Hindistan kendine özgü bir ekonomik uygulama arayışında iken Avrupa da bu yeni koşullara uyum için uğraşıyor.
Trump ve ABD ise büyük meydan okumalara karşı zaman kazanmayı deniyor.
Ancak bu arada stratejik müttefiklerini ayrıştırarak elini zayıflatıyor.
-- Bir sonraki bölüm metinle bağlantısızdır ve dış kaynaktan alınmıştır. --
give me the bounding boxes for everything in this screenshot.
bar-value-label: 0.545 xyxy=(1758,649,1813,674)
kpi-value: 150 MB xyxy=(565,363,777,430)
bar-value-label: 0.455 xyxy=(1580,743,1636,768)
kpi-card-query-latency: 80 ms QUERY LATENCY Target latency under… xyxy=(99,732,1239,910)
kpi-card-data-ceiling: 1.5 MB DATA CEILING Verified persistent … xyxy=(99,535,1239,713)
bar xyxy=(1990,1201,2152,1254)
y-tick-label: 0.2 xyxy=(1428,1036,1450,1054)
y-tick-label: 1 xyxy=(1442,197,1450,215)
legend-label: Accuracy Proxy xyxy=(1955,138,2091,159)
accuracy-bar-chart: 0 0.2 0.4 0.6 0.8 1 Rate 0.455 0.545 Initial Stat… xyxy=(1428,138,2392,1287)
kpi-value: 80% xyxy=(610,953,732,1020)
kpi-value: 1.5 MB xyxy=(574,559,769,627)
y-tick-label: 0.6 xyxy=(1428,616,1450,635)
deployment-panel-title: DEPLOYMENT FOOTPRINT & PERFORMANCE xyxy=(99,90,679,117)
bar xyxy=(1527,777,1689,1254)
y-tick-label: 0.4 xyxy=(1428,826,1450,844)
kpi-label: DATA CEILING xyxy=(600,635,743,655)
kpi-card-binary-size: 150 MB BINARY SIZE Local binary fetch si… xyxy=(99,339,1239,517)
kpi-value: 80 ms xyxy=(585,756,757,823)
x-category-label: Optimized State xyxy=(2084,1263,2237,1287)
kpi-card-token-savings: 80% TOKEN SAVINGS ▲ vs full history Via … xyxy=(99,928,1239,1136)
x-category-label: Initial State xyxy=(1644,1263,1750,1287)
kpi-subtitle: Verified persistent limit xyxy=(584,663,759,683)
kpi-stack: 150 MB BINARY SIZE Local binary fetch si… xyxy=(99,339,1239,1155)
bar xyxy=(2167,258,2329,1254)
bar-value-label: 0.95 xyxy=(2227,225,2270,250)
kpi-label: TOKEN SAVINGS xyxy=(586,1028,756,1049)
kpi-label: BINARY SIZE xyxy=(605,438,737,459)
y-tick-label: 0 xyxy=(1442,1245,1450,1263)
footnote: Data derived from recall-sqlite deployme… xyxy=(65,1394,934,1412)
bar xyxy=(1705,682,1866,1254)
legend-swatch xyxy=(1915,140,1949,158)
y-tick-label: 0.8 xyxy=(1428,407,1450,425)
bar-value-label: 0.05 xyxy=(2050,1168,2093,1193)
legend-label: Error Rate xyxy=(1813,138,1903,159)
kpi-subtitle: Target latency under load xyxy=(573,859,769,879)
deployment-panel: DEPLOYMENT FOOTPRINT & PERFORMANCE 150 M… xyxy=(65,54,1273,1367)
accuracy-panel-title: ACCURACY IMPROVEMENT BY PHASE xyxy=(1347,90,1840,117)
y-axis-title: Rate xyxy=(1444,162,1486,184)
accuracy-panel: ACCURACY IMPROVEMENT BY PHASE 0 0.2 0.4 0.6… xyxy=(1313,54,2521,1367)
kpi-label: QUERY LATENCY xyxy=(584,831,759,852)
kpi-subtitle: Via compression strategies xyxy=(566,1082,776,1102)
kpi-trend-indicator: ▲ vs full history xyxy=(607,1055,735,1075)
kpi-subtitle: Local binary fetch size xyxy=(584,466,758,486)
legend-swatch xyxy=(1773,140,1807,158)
Kuşak Yol Projesi ile doğu, batı eko sistemini kökten sarsıyor. Dünya nüfusunun üçte ikisi, dünya ticaretinin yüzde 60'ı Pekin'den Londra'ya kadar bir bağlantının içine giriyor. Deniz yoluna dayalı 500 yıllık sistem, demiryoluna kayıyor. 3 ayda pazarlara ulaşan malların 2 haftadan kısa sürede, daha ucuza tüketiciye ulaşacağı bir dünya kuruluyor.
Kuşak Yol Projesi'nin orta noktası Anadolu'dan geçiyor ve Çin'den sonra buna en hazır ülke Türkiye.
24 Haziran seçimleri ile birlikte Türkiye, yüklerinden kurtulduğu, hızlı karar alıp, uygulayabildiği bir dönemin kapısını araladı. Tam da bu nedenle Türkiye, 1990'ların ekonomik, siyasi, dış politik kodları ile okunabilecek bir ülke değil. Kafalar değişmek zorunda. Ve Türkiye, güçlü bir kazan-kazan dönemi vaat ediyor.